At least in the copyright space, cases like Sony are going to become crucial. Does the user side of these AI systems have substantial noninfringing uses? If so, the firms that host software for end users could avoid secondary-infringement liability, and the onus would fall on users to avoid violating copyright laws. At the same time, it seems plausible that legislatures could place some obligation on these providers to implement filters to mitigate infringement by end users.
Opportunities for New IP Commercialization with AI
There are a number of ways that AI systems may inexcusably infringe on intellectual-property rights. As a best practice, I would encourage the firms that operate these services to seek licenses from rightsholders. While this would surely be an expense, it also opens new opportunities for both sides to generate revenue.

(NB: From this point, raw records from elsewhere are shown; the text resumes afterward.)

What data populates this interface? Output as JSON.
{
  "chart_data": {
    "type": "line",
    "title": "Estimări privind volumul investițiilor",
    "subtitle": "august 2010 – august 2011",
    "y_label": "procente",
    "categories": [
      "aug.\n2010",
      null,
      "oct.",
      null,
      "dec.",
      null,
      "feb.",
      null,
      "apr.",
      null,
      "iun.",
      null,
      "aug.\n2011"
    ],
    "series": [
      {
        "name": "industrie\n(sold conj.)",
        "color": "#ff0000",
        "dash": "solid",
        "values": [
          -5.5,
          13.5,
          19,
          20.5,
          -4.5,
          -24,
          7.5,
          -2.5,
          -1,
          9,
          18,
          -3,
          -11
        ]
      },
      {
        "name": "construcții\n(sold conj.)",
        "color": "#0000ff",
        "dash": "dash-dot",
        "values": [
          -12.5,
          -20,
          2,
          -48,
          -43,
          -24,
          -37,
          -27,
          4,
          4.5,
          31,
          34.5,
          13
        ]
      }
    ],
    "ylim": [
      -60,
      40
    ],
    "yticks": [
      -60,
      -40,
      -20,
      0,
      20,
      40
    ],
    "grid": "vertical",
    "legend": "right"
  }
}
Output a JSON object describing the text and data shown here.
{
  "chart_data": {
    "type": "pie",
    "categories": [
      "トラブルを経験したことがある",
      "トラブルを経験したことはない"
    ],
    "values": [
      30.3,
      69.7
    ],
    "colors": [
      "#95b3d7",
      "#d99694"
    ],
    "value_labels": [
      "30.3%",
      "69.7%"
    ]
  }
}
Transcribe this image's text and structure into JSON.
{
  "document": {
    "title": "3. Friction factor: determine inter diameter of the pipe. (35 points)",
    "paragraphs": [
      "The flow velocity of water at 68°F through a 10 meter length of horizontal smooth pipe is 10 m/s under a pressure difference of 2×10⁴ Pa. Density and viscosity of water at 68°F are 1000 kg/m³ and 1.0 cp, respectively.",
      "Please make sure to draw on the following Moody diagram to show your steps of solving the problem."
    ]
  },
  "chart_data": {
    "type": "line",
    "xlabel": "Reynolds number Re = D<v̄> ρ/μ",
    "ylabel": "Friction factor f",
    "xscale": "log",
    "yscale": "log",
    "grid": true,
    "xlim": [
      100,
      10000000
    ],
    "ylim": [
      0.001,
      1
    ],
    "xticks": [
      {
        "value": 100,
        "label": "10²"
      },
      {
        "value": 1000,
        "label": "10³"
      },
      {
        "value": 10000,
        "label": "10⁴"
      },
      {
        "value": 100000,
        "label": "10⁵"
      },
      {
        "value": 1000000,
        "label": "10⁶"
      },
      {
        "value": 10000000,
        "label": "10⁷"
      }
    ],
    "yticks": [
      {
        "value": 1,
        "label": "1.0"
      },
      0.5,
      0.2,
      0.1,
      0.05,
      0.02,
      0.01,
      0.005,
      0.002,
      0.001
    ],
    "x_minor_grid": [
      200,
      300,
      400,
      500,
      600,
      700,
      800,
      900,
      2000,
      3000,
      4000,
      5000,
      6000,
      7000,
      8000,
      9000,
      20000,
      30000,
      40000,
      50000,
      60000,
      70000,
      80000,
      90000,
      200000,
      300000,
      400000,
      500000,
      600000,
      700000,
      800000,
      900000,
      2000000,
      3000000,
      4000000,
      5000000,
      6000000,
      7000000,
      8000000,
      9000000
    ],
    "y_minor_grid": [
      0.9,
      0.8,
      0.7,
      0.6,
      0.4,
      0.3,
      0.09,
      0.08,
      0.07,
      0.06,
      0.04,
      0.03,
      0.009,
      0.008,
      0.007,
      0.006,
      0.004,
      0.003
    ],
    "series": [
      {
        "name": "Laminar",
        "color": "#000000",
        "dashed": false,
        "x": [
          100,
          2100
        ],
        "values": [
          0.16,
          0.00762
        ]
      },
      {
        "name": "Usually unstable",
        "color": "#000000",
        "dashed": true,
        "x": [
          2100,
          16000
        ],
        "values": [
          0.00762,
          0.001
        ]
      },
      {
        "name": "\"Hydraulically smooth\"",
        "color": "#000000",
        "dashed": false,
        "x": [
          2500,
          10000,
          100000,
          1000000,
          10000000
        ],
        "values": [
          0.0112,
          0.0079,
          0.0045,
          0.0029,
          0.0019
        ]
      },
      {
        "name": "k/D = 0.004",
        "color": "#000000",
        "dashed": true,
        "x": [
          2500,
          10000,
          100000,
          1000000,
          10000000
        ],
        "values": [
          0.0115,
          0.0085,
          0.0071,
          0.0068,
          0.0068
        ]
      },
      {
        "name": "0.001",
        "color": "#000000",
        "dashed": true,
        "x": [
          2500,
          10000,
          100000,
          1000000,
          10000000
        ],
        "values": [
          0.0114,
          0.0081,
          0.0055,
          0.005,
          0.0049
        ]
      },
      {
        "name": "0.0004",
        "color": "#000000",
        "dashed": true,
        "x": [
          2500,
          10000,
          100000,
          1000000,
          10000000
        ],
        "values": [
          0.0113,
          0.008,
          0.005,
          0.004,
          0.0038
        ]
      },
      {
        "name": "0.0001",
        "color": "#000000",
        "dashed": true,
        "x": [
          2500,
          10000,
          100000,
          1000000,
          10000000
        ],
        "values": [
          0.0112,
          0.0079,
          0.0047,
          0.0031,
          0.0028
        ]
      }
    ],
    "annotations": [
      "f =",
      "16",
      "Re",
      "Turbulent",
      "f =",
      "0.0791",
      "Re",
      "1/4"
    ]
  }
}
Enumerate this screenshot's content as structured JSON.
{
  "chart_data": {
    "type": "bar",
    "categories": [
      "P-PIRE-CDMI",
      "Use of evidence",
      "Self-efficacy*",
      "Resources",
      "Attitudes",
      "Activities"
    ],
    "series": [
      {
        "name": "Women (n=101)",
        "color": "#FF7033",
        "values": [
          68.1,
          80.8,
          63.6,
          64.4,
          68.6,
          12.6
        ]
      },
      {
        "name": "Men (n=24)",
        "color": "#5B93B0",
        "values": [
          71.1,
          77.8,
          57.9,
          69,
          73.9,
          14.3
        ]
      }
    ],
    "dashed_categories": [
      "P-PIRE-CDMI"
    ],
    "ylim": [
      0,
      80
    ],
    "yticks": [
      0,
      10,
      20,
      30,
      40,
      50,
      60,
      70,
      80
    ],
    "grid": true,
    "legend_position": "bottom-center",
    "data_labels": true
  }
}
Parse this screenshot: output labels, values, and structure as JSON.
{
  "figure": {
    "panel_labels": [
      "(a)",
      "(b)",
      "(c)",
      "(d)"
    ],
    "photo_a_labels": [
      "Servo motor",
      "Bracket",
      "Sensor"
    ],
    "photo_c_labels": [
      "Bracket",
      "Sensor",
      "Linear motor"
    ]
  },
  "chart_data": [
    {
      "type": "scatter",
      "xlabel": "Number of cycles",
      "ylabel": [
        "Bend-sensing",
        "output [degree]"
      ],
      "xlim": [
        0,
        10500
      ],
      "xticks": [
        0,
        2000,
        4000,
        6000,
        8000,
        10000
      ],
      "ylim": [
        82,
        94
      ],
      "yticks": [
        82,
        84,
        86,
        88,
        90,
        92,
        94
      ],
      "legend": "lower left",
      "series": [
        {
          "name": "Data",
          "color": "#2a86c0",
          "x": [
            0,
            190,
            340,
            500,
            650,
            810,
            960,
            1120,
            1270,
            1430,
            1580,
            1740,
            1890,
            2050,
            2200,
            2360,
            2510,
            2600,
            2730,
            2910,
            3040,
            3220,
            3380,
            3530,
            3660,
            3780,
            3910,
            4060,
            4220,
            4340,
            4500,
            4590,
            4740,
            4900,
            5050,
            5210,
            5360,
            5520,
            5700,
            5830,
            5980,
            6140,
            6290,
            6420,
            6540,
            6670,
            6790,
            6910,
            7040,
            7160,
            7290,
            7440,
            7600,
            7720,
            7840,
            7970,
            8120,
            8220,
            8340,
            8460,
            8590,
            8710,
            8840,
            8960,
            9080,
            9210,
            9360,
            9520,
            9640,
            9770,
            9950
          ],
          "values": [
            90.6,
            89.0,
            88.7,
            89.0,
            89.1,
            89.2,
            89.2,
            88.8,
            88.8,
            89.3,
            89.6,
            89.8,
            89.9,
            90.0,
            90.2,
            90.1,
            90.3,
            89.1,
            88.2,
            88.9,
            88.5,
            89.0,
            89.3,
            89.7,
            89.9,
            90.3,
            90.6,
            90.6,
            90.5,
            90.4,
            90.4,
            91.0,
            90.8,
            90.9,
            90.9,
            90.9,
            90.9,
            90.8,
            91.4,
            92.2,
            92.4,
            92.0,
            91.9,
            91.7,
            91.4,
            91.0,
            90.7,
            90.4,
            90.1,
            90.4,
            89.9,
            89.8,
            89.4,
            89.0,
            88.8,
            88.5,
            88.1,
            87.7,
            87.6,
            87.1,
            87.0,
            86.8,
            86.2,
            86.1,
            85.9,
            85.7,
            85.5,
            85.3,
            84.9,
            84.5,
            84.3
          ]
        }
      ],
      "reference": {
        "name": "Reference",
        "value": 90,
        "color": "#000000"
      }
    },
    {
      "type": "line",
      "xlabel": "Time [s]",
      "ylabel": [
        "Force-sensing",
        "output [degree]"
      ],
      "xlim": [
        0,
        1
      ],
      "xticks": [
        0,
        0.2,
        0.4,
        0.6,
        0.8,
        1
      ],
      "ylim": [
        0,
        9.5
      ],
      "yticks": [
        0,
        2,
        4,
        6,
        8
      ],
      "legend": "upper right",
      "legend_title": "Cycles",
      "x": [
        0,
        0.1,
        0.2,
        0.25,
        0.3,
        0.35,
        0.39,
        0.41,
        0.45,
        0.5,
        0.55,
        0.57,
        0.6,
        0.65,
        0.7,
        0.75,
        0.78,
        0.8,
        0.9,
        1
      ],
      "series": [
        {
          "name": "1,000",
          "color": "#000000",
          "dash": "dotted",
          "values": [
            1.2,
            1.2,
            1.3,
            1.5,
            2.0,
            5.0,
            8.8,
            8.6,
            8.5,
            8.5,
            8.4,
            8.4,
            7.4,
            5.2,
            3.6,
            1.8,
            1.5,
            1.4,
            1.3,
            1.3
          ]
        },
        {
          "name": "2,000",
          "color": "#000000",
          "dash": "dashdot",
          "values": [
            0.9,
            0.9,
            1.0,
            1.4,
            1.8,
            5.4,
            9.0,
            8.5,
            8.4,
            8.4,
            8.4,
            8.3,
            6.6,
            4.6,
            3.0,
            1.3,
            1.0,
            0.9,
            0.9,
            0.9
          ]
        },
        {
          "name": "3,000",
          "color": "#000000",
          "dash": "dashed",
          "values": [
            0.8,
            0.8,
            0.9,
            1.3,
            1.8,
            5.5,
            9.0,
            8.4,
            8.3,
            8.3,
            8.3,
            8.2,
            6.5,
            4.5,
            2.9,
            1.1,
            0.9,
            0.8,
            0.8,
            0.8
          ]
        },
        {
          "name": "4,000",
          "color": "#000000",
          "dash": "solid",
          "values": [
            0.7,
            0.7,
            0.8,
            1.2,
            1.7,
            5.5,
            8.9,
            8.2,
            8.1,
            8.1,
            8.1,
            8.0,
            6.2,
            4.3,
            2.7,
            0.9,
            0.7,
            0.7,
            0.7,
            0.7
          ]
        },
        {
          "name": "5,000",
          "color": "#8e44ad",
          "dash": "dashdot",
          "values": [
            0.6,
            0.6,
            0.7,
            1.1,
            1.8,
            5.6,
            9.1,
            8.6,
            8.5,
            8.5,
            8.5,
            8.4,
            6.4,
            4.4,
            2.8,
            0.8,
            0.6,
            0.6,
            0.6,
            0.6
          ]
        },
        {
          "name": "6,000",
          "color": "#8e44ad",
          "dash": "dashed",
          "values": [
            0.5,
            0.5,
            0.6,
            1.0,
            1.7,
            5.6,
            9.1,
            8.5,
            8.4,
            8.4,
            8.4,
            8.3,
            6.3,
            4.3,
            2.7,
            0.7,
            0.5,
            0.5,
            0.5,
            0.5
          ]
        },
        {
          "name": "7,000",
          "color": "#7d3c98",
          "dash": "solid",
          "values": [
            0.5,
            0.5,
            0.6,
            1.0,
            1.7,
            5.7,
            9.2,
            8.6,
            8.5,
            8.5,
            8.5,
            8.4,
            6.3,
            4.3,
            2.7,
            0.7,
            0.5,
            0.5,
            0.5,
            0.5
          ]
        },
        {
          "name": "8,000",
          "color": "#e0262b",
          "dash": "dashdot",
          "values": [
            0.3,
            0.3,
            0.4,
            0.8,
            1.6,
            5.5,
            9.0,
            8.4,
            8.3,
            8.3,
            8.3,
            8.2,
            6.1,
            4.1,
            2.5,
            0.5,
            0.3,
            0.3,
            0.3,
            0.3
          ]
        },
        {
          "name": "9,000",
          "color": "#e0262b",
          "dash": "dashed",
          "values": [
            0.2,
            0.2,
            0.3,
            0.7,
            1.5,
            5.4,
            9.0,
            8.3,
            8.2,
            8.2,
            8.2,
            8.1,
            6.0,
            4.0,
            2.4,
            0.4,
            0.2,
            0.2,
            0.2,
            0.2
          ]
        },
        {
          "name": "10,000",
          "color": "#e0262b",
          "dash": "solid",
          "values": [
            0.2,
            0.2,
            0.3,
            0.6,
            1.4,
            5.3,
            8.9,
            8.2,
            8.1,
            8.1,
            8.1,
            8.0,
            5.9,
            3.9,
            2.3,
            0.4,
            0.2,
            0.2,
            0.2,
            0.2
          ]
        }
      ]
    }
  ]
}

For example, an AI firm could develop its own version of YouTube’s ContentID that allows creators to opt their work into training. For some well-known artists this could be negotiated with an upfront licensing fee. On the user-side, any artist who has opted in could then be selected as a “style” for the AI to emulate. When users generate an image, a royalty payment to the artist would be created. Creators would also have the option to remove their influence from the system if they so desired.
Undoubtedly, there are other ways to monetize the relationship between creators and the use of their work in AI systems. Ultimately, the firms that run these systems will not be able to simply wish away IP laws. There are going to be opportunities for creators and AI firms to both succeed, and the law should help to generate that result.